Namun, kejadian teror itu ternyata seperti menular ke Indonesia serangkaian peristiwa bom terjadi di ibukota dan beberapa daerah. Sejak tahun 2000-2004 saja terjadi setidaknya 15 kali teror bom di Jakarta dan kota besar lainnya. Teror itu seperti sel kanker yang sulit dicari pangkal akarnya sehingga tidak dapat di potong sempurna, selalu saja tumbuh sel baru.

Dalam pandangan netral, terorisme dipahami sebagai ancaman kekerasan oleh aktor bukan negara untuk mempengaruhi warga negara atau pemerintah demi mengejar perubahan politik atau sosial. Dalam situasi perang dingin Utara-Selatan teroris disebut sebagai gerakan pembebasan revolusioner, konflik utara-selatan atau perjuangan fundamentalisme, totalitarianisme dan demokrasi.

Setelah terjadi serangan 11 September 2001, istilah teroris bergerak pada dunia modern yang bersifat transaksional, berkelompok yang berpindah antar negara dan tersebar secara global. Terorisme telah menjadi isu global.

Beberapa pengamat menilai aksi terorisme terjadi karena masyarakat menerima ideologi pendukung akan memunculkan semangat untuk melakukan tindakan teror.

Pelaku teror biasanya tunggal walaupun sebenarnya mereka memiliki jaringan dan ideologi pendukung yang menjadi motivasi dalam melakukan aksi teror. Ideologi bisa saja agama dan hasrat untuk memperjuangkan kemerdekaan atau dorongan membebaskan diri dari ketidakadilan.

KOMPAS/JOHNNY TG

Asap mengepul dari lokasi ledakan bom di lobi Hotel JW Marriott, Jakarta, 5 Agustus 2003. Puluhan orang tergeletak di sana akibat terkena serpihan bom yang dipasang teroris.

Gerakan Teror

Terorisme berasal dari bahasa Perancis “le terreur” yang merujuk pada tindakan pemerintah hasil revolusi Perancis yang menggunakan kekerasan  untuk melawan para pengritiknya. Definisi menurut United Nation General Assembly setidaknya ada tiga unsur yang harus ada dalam tindakan yang disebut dengan terorisme, yaitu motif politik, rencana atau niat dan penggunaan kekerasan.  Kata terorisme juga dipakai untuk menjelaskan paham yang menggunakan tindakan  intimidasi, kekerasan maupun tindakan brutal pada masyarakat sipil.

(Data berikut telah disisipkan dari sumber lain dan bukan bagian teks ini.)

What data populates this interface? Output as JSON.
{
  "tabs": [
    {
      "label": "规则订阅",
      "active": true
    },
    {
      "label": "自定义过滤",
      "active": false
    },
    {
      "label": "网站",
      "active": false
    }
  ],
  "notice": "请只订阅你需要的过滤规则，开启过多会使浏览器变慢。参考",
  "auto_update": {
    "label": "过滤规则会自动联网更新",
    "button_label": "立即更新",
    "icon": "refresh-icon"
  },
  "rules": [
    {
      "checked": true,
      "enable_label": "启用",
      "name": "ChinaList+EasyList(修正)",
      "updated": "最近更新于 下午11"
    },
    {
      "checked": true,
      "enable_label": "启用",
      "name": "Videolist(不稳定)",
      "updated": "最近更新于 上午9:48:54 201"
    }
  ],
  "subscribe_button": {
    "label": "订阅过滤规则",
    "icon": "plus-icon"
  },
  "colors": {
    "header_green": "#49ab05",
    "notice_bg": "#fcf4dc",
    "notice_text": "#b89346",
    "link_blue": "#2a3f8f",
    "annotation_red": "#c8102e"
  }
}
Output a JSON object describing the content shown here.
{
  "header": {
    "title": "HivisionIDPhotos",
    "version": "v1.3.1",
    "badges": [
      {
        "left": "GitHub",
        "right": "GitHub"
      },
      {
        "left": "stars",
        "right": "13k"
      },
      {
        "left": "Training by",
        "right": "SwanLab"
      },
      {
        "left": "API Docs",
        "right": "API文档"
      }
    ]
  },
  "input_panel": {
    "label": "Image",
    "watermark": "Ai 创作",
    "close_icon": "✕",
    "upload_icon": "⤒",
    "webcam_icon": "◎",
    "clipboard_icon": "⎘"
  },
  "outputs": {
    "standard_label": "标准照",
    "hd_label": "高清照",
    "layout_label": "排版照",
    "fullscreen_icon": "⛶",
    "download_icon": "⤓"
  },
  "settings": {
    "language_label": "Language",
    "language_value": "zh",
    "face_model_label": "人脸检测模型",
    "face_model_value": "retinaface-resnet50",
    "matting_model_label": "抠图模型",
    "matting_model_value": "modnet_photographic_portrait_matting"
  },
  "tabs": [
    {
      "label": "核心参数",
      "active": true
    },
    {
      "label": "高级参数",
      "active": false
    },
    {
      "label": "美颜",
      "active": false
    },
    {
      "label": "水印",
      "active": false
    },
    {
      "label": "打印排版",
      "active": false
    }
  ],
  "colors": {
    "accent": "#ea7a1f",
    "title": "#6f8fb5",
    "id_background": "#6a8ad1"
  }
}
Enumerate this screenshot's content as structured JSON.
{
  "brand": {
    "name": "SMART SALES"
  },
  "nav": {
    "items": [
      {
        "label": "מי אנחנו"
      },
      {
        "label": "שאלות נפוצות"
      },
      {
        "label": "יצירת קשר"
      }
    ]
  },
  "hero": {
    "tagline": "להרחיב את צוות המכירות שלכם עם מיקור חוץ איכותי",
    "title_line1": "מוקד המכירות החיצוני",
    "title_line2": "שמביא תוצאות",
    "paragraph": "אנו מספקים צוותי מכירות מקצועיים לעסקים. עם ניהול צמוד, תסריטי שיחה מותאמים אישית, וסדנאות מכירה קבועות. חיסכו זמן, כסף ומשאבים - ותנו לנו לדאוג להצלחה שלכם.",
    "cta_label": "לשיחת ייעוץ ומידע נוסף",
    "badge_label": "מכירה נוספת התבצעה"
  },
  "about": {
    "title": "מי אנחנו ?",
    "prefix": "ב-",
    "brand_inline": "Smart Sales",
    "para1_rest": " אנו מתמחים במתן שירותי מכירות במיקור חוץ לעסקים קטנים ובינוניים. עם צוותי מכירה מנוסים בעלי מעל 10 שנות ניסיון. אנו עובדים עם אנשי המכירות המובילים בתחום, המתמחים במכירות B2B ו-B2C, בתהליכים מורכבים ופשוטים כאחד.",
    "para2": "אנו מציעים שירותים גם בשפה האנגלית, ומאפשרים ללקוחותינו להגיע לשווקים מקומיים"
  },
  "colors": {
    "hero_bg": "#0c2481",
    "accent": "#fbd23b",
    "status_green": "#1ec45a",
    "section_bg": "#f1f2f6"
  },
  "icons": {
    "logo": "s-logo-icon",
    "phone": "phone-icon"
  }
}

Dalam penyebaran gagasan teroris telah lama menggunakan media konvensional seperti televisi, radio, koran, majalah hingga  media below the line seperti flyer, brosur, buku saku yang telah lama digunakan oleh kelompok teroris. Media tersebut menyampaikan ketidakadilan pemerintah hingga tindakan intimidatif penculikan dan pembunuhan.

Bahkan Al Qaeda dan Gerakan Global Jihadis (GJM) membutuhkan komunikasi publik untuk menyampaikan tujuan. Media menjadi alat menyampaikan rasa takut sekaligus simbol-simbol kebenaran yang mereka anut. Hal itu pernah disampaikan oleh pemimpin Al Qaeda  Ayman Al Zawahiri bahwa jika mereka berada di pertempuran maka setengah pertempuran itu ada di dalam media. Media dianggap sebagai alat untuk merebut hati umat dan menjadikan media sebagai bagian dari strategi teror mereka.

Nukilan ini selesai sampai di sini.